Mon Feb 20 20:50:00 UTC 2006
Will McDonald <wmcdonald at gmail.com>

On 20/02/06, rado <rado at rivers-bend.com> wrote:

> if there is any kind of problem, where it cannot complete it's job(bu-
> snap.sh) it does msg me. ...no msgs from it.
> oh ya...crond is running and /var/log/messages and cron are plum full or
> crond input. bu-snap.sh writes to ../log/messages when it starts and
> when it finishes... but in this box, says nothing and, of course, it
> doesn't even run as I can tell.
> this sucker has me stumped... and also...lots of other stuff in the logs
> of chrond running root stuff so it's not a problem of not running root
> stuff.

Is /usr/bu-snap/bu-snap.sh executable by root? i.e. is it owned by
root and executable by its owner or owned by some other user but
executable by other, if you see what I mean? So, either...

-rwxr--r--  1 root root 0 Feb 20 20:45 bu-snap.sh
or
-rwxr--r-x  1 wmcdonald wmcdonald 0 Feb 20 20:45 bu-snap.sh

I also notice, from the format, this is /etc/crontab rather than a
user crontab, yes? If that's the case then perhaps the freshclam
command before bu-snap.sh is causing the problem. The freshclam job
you've listed doesn't have a user to run as specified.

> 42 4 1 * * root run-parts /etc/cron.monthly
> 05 * * * * /usr/bin/freshclam

Shouldn't that be...

> 42 4 1 * * root run-parts /etc/cron.monthly
> 05 * * * * root /usr/bin/freshclam

So, it could well be that crond's choking before getting to bu-snap.sh.
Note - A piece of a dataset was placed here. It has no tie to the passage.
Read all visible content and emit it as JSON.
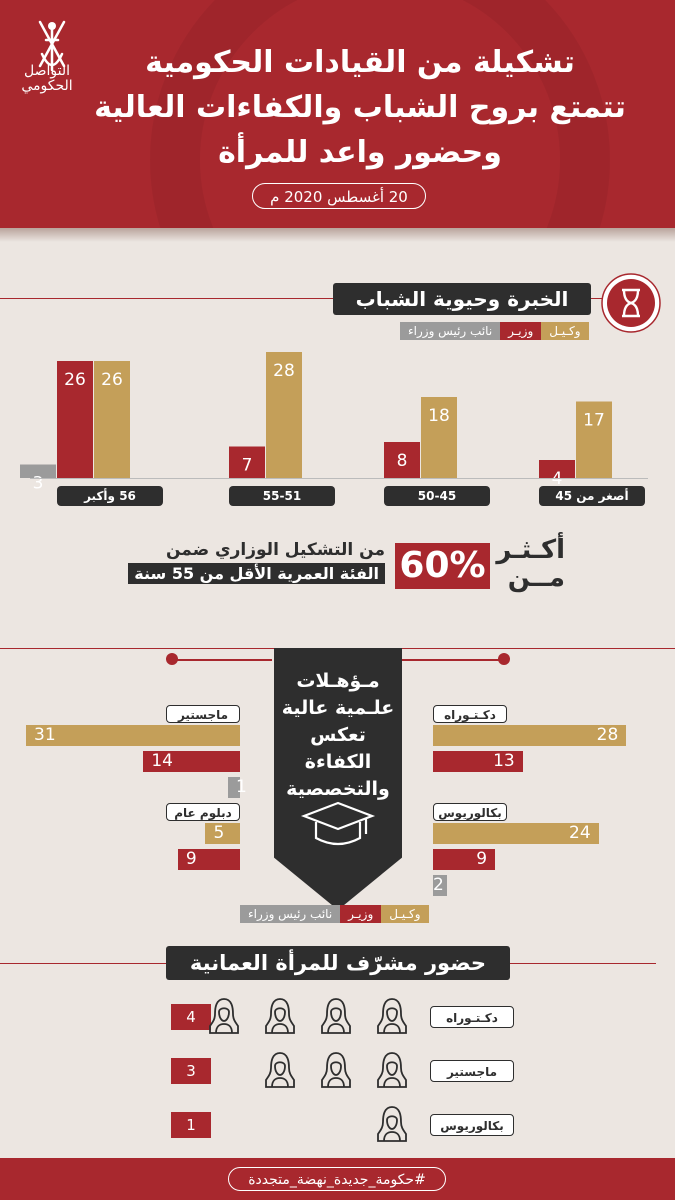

I like to include the following header in user crontabs just as a
reminder of the formatting (for other users, obviously :)) ...

# minute (0-59),
# |      hour (0-23),
# |      |       day of the month (1-31),
# |      |       |       month of the year (1-12 or Jan-Dec),
# |      |       |       |       day of the week (0-6, 0=Sunday, or Sun-Sat).
# |      |       |       |       |       commands

For /etc/crontab you could have something similar...

# minute (0-59),
# |      hour (0-23),
# |      |       day of the month (1-31),
# |      |       |       month of the year (1-12 or Jan-Dec),
# |      |       |       |       day of the week (0-6, 0=Sunday, or Sun-Sat).